Young women farmers with mission 'Poison-free farming'
Farming is mostly a male-dominated profession but some young women are leaving their footprints in the field of farming by adopting and promoting poison-free farming.punjab Updated: Jul 27, 2013 23:04 IST
Farming is mostly a male-dominated profession but some young women are leaving their footprints in the field of farming by adopting and promoting poison-free farming.
For some of them it is passion, some want to be independent, and some want to carry forward the family tradition. Their circumstances are different but the mission is same: 'poison-free farming'.
As the natural farming and environment festival is on at the community centre here, women farmers who promote organic vegetable farming were part of it.
Kamaljit Kaur, 36, from Bhotna village in Barnala district, is associated with poison-free farming for two years. She is in charge of three villages that guide others and promote such farming.
Kamaljit said, "Two years ago, Kheti Virasat Mission director Umendar Dutt came to our village for a lecture on poison-free farming. He said that a mother who should be a protector was serving poison to her children. These words touched me and from that day I am associated with the mission."
She said, "I was provided with free vegetable seeds; we grow vegetables for our household and not for commercial purposes. I now save around Rs 3,500 per month. Most important, medical expenses have been reduced."
She said, "Slowly I started motivating women from my village and now am doing it in three villages. Further, women motivate their relatives and friends to adopt our mission."
Talking about organic vegetables, she said the taste of the vegetable was entirely different and it took less time to cook.
"Regular field classes are provided in villages to make women understand the entire process of growing vegetables and identify insects as all insects don't harm plants," said Kamaljit.
Kiranjeet Kaur, 29, from Barnala district is facing a hard time due to her marital dispute, but vegetable farming has given a new direction to her life.
"I was depressed after the marital dispute but wanted to do something on my own so that I was not considered a burden.
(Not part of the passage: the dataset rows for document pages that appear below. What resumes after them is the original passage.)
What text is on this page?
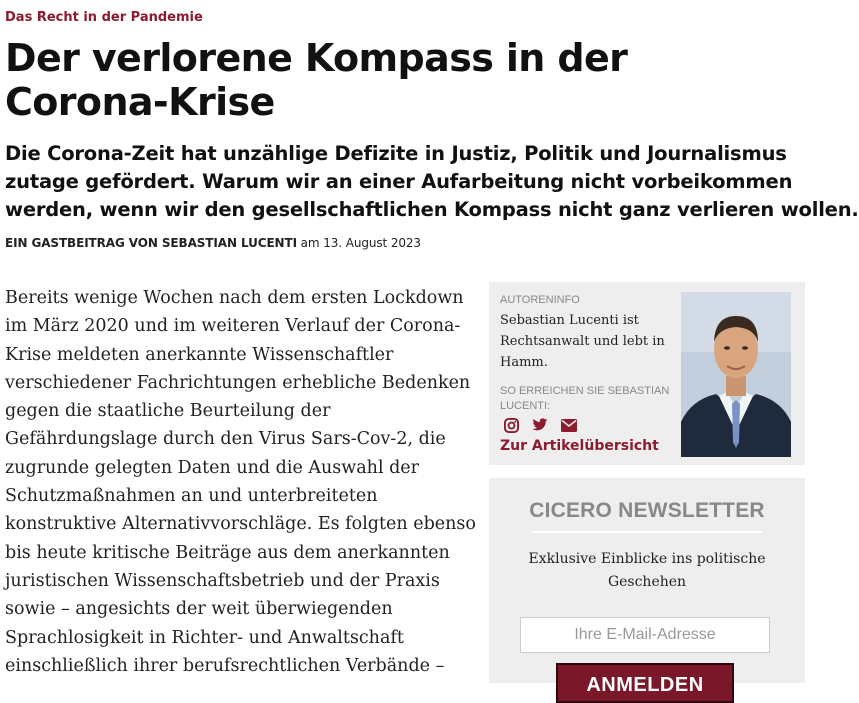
Das Recht in der Pandemie
Der verlorene Kompass in der
Corona-Krise
Die Corona-Zeit hat unzählige Defizite in Justiz, Politik und Journalismus
zutage gefördert. Warum wir an einer Aufarbeitung nicht vorbeikommen
werden, wenn wir den gesellschaftlichen Kompass nicht ganz verlieren wollen.
EIN GASTBEITRAG VON SEBASTIAN LUCENTI am 13. August 2023
Bereits wenige Wochen nach dem ersten Lockdown
im März 2020 und im weiteren Verlauf der Corona-
Krise meldeten anerkannte Wissenschaftler
verschiedener Fachrichtungen erhebliche Bedenken
gegen die staatliche Beurteilung der
Gefährdungslage durch den Virus Sars-Cov-2, die
zugrunde gelegten Daten und die Auswahl der
Schutzmaßnahmen an und unterbreiteten
konstruktive Alternativvorschläge. Es folgten ebenso
bis heute kritische Beiträge aus dem anerkannten
juristischen Wissenschaftsbetrieb und der Praxis
sowie – angesichts der weit überwiegenden
Sprachlosigkeit in Richter- und Anwaltschaft
einschließlich ihrer berufsrechtlichen Verbände –
AUTORENINFO
Sebastian Lucenti ist Rechtsanwalt und lebt in Hamm.
SO ERREICHEN SIE SEBASTIAN LUCENTI:
Zur Artikelübersicht
CICERO NEWSLETTER
Exklusive Einblicke ins politische Geschehen
Ihre E-Mail-Adresse
ANMELDEN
My father and brother bought nine marlas of land for me to start vegetable farming. I started it two months ago. We consume the vegetables at home and the rest is sold in the market. I also motivated women in the surrounding areas," said Kiranjeet.
She said, "Cow dung is the best natural way to increase productivity of vegetables. After putting year-old cow dung in water for four days and keeping that in a dark room, spray it on vegetables; it helps in increased output of vegetables."
Jaspreet Kaur, 20, is another budding farmer, also a student of second-year graduation. "I practise organic kitchen gardening. I provide free seeds to others so that they also adopt it. The idea came to me when my mother, a heart patient, was facing a tough time. Now her health has improved due to the use of organic vegetables," said Jaspreet.
Deepika, 22, from Uttarakhand was also there with her many varieties of beans. "Farming is in my blood; our ancestors started organic farming which has been adopted by generations," said Deepika.
"I started farming when I was nine; my father is a member of the Beej Bachao Andolan and the family environment is such that motivates me to do something innovative and useful for society."
"Beans are our home production and after hard work of many generations we were able to produce so many varieties," said Deepika.